Surtout, de telles identités ne sont pas perçues comme comportant des contradictions de classe. Cela a permis à des « leaders communautaires » petits-bourgeois et autoproclamés de parler au nom de leur groupe identitaire dans son ensemble. Cette couche a joué un rôle essentiel dans la promotion active des politiques « woke », parce qu’elles servent leurs intérêts, même si elles ne s’attaquent pas du tout au racisme et au sexisme en général.

Ainsi, en prônant la « diversité » au sommet, ces personnes ont obtenu une « représentation » pour elles-mêmes – en obtenant des positions privilégiées sur la base de leur identité, sans rien faire pour remédier à l’oppression et à l’inégalité plus générales dans la société.
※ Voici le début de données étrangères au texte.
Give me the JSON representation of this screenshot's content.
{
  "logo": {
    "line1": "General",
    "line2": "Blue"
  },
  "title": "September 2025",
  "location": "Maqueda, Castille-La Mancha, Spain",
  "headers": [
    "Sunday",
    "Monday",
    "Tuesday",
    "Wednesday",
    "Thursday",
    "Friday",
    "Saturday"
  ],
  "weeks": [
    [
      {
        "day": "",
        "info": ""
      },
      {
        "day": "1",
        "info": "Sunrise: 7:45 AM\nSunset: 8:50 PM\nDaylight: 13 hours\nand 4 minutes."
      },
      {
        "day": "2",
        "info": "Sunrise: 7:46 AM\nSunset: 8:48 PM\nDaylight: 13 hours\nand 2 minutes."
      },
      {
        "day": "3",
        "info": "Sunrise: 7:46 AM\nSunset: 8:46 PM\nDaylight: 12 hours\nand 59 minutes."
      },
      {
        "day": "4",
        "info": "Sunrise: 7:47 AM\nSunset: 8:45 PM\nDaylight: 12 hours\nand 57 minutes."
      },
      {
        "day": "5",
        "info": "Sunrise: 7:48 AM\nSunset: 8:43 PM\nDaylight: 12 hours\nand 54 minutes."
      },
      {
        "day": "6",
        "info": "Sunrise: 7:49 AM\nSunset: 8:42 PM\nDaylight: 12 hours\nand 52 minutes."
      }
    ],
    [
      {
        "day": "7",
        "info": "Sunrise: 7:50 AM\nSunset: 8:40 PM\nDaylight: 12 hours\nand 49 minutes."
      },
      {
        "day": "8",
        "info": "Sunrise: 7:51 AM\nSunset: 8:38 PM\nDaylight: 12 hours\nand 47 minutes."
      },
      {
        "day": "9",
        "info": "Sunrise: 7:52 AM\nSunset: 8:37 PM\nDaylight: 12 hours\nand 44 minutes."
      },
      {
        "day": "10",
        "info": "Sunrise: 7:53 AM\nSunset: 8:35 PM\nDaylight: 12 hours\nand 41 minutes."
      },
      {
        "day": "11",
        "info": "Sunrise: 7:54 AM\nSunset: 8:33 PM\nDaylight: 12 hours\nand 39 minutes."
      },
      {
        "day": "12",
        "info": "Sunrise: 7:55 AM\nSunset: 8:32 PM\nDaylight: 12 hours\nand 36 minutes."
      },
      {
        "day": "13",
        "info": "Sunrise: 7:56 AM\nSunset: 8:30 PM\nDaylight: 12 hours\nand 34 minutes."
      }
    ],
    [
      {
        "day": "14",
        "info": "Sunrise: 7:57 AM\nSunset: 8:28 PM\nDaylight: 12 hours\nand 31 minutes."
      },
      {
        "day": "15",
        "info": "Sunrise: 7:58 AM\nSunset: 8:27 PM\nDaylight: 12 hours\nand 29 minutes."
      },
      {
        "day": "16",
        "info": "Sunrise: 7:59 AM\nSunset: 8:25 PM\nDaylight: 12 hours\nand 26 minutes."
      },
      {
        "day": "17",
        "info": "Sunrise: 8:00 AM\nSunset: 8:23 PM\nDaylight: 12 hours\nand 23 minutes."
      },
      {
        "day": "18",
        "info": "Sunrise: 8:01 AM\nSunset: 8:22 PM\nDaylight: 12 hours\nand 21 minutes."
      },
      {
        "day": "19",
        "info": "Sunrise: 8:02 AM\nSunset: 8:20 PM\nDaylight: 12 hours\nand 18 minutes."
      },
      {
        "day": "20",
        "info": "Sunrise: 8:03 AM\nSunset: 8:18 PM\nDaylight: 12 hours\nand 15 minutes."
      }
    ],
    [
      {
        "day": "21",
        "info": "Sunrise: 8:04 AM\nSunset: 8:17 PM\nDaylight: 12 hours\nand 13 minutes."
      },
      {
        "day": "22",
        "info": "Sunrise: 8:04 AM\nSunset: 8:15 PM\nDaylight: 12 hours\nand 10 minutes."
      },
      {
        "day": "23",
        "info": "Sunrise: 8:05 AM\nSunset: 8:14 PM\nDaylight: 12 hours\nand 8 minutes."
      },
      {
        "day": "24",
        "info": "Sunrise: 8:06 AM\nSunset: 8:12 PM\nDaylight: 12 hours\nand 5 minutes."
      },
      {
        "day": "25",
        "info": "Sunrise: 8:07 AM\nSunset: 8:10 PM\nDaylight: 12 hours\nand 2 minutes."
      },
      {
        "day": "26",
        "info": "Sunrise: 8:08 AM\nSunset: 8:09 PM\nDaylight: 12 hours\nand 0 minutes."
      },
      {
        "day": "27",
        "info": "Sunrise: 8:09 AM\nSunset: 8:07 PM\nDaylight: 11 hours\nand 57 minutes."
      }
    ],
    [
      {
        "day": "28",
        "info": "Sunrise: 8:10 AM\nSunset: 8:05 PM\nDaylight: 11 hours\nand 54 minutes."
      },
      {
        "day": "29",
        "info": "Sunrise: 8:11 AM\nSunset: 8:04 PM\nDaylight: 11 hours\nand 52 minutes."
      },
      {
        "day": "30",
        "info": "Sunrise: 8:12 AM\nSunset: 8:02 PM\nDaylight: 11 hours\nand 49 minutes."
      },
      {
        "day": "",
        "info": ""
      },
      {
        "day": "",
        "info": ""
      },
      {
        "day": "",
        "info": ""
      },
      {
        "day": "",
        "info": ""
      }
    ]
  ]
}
La montée du féminisme « girlboss », qui vise à faire entrer davantage de femmes dans les conseils d’administration des entreprises, reflète l’apogée de cette tendance.

Les politiques identitaires sont donc une idéologie profondément individualiste, qui nie l’existence d’une réalité objective commune à laquelle tous les individus appartiennent et qu’ils peuvent comprendre.

Au lieu de cela, chaque individu est défini abstraitement comme appartenant à divers groupes basés sur l’identité, partageant une conception du monde et un ensemble d’intérêts communs uniquement avec d’autres personnes de leur identité.

Au mieux, dans ce cadre, la classe économique d’une personne est simplement considérée comme une autre forme d’identité, plutôt que comme le clivage fondamental au sein de la société. Quant à eux, les antagonismes de classe entre les patronnes et les travailleuses, ou entre un employeur noir et ses employés, par exemple, sont passés sous silence.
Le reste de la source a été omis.